# taz.de -- Greenpeace-Gutachten: Illegale Fischereipraxis im Schutzgebiet
       
       > "Es ist verboten, Schweinswale zu vergrämen." Die vom Ministerium
       > vorgeschlage Fischereipraxis in Schutzgebieten verstößt laut Greenpeace
       > gegen EU-Recht.
       
 (IMG) Bild: Toter Schweinswal bei einer Greenpeace-Aktion in Berlin.
       
       HAMBURG taz | Die Fischerei in Meeresschutzgebieten in der deutschen Nord-
       und Ostsee könnte illegal sein.
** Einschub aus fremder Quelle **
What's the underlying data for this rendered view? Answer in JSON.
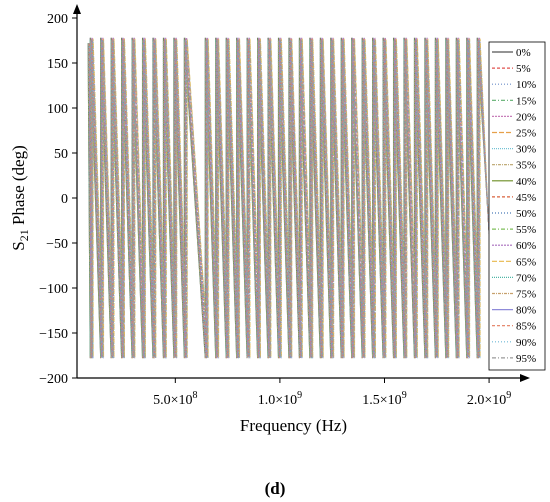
{
  "chart_data": {
    "type": "line",
    "title": "",
    "xlabel": "Frequency (Hz)",
    "ylabel_main": "S",
    "ylabel_sub": "21",
    "ylabel_rest": " Phase (deg)",
    "xlim": [
      30000000,
      2100000000
    ],
    "ylim": [
      -200,
      200
    ],
    "y_ticks": [
      200,
      150,
      100,
      50,
      0,
      -50,
      -100,
      -150,
      -200
    ],
    "y_tick_labels": [
      "200",
      "150",
      "100",
      "50",
      "0",
      "−50",
      "−100",
      "−150",
      "−200"
    ],
    "x_ticks": [
      500000000,
      1000000000,
      1500000000,
      2000000000
    ],
    "x_tick_labels": [
      {
        "base": "5.0×10",
        "exp": "8"
      },
      {
        "base": "1.0×10",
        "exp": "9"
      },
      {
        "base": "1.5×10",
        "exp": "9"
      },
      {
        "base": "2.0×10",
        "exp": "9"
      }
    ],
    "grid": false,
    "legend_position": "right",
    "phase_wrap_frequencies_hz": [
      100000000,
      150000000,
      200000000,
      250000000,
      300000000,
      350000000,
      400000000,
      450000000,
      500000000,
      550000000,
      650000000,
      700000000,
      750000000,
      800000000,
      850000000,
      900000000,
      950000000,
      1000000000,
      1050000000,
      1100000000,
      1150000000,
      1200000000,
      1250000000,
      1300000000,
      1350000000,
      1400000000,
      1450000000,
      1500000000,
      1550000000,
      1600000000,
      1650000000,
      1700000000,
      1750000000,
      1800000000,
      1850000000,
      1900000000,
      1950000000
    ],
    "phase_range_deg": [
      -178,
      178
    ],
    "series": [
      {
        "name": "0%",
        "color": "#555555"
      },
      {
        "name": "5%",
        "color": "#e0524f"
      },
      {
        "name": "10%",
        "color": "#6c8ec9"
      },
      {
        "name": "15%",
        "color": "#5fae6e"
      },
      {
        "name": "20%",
        "color": "#c87fb9"
      },
      {
        "name": "25%",
        "color": "#e6a04a"
      },
      {
        "name": "30%",
        "color": "#74c2d4"
      },
      {
        "name": "35%",
        "color": "#b9a36a"
      },
      {
        "name": "40%",
        "color": "#6b8e23"
      },
      {
        "name": "45%",
        "color": "#d9603b"
      },
      {
        "name": "50%",
        "color": "#4b7bb8"
      },
      {
        "name": "55%",
        "color": "#7fbf5a"
      },
      {
        "name": "60%",
        "color": "#a86fbd"
      },
      {
        "name": "65%",
        "color": "#e8b84a"
      },
      {
        "name": "70%",
        "color": "#4fb6a6"
      },
      {
        "name": "75%",
        "color": "#c7a16d"
      },
      {
        "name": "80%",
        "color": "#8f8bd9"
      },
      {
        "name": "85%",
        "color": "#e27b5d"
      },
      {
        "name": "90%",
        "color": "#6fb8d6"
      },
      {
        "name": "95%",
        "color": "#9a9a9a"
      }
    ]
  },
  "caption": "(d)"
}
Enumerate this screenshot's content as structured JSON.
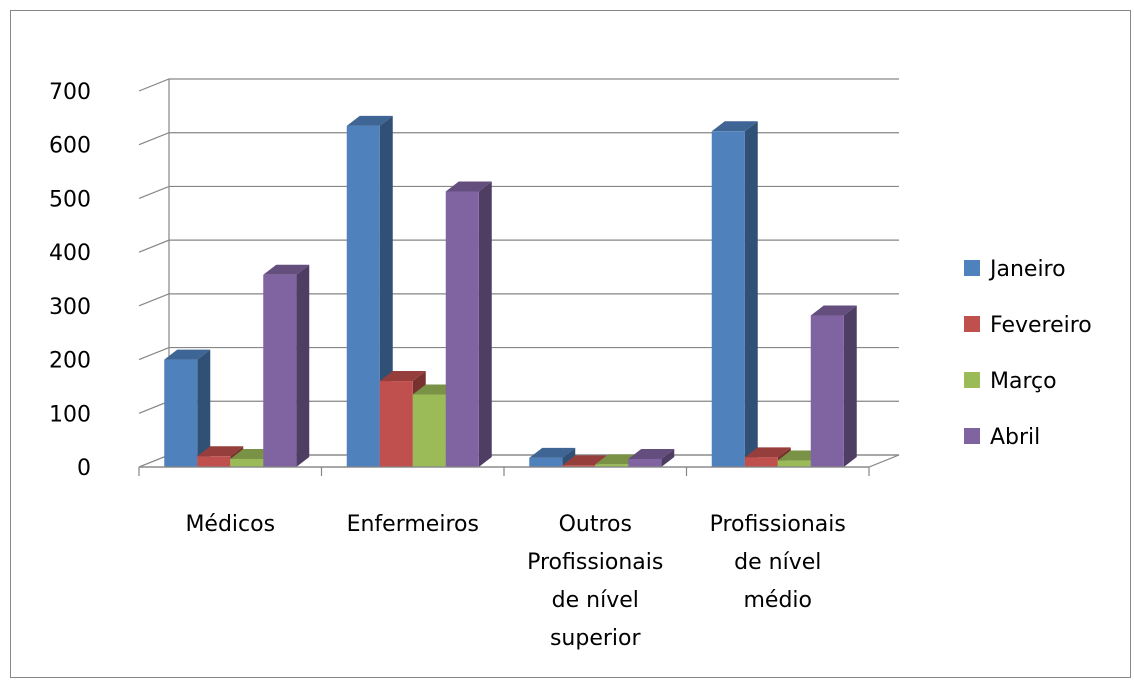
{
  "chart_data": {
    "type": "bar",
    "title": "",
    "xlabel": "",
    "ylabel": "",
    "ylim": [
      0,
      700
    ],
    "yticks": [
      0,
      100,
      200,
      300,
      400,
      500,
      600,
      700
    ],
    "categories": [
      [
        "Médicos"
      ],
      [
        "Enfermeiros"
      ],
      [
        "Outros",
        "Profissionais",
        "de nível",
        "superior"
      ],
      [
        "Profissionais",
        "de nível",
        "médio"
      ]
    ],
    "series": [
      {
        "name": "Janeiro",
        "color": "#4F81BD",
        "values": [
          200,
          635,
          17,
          625
        ]
      },
      {
        "name": "Fevereiro",
        "color": "#C0504D",
        "values": [
          20,
          160,
          3,
          18
        ]
      },
      {
        "name": "Março",
        "color": "#9BBB59",
        "values": [
          15,
          135,
          5,
          12
        ]
      },
      {
        "name": "Abril",
        "color": "#8064A2",
        "values": [
          358,
          513,
          15,
          282
        ]
      }
    ],
    "grid": true,
    "legend": "right",
    "style": "3d-clustered-column"
  }
}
Ein Rechtsgutachten im Auftrag der
       Umweltschutzorganisation Greenpeace kommt zu dem Schluss, dass die vom
       Bundeslandwirtschaftsministerium vorgeschlagenen Fischereimaßnahmen gegen
       europäisches Naturschutzrecht verstoßen. "Nur ein ganzjähriges Verbot der
       Fischerei" würde den strengen Anforderungen der EU-Richtlinie
       Flora-Fauna-Habitat (FFH) genügen, schreibt die Hamburger Rechtsanwältin
       Michéle John in ihrer gutachterlichen Stellungnahme, die am Dienstag in
       Hamburg vorgestellt wurde.
       
       Ein Hauptgrund sei, dass in den Schutzgebieten "Natura 2000" weiterhin die
       Fischerei mit Stellnetzen erlaubt sein soll. In diesen Netzen verfangen
       sich in großer Zahl Schweinswale und ertrinken. "Schutz sieht anders aus",
       findet Greenpeace-Meeresbiologe Thilo Maack. Die Reservate seien
       eingerichtet worden, um unter anderem den Bestand der einzigen heimischen
       Walart zu fördern. Zudem solle auch die Fischerei mit Grundschleppnetzen
       weiter möglich sein. Diese fräst mit schweren Ketten Sandbänke und
       Steinriffe um und vernichtet somit die Nahrungsgrundlage der kleinen
       Delfine.
       
       Auch der Einsatz von Pingern sei kontraproduktiv: Diese Geräte warnten
       Schweinswale zwar vor Netzen, wegen ihrer hohen Frequenzen verscheuchten
       sie diese aber auch "in einem Umkreis von etwa drei Kilometern", so Maack.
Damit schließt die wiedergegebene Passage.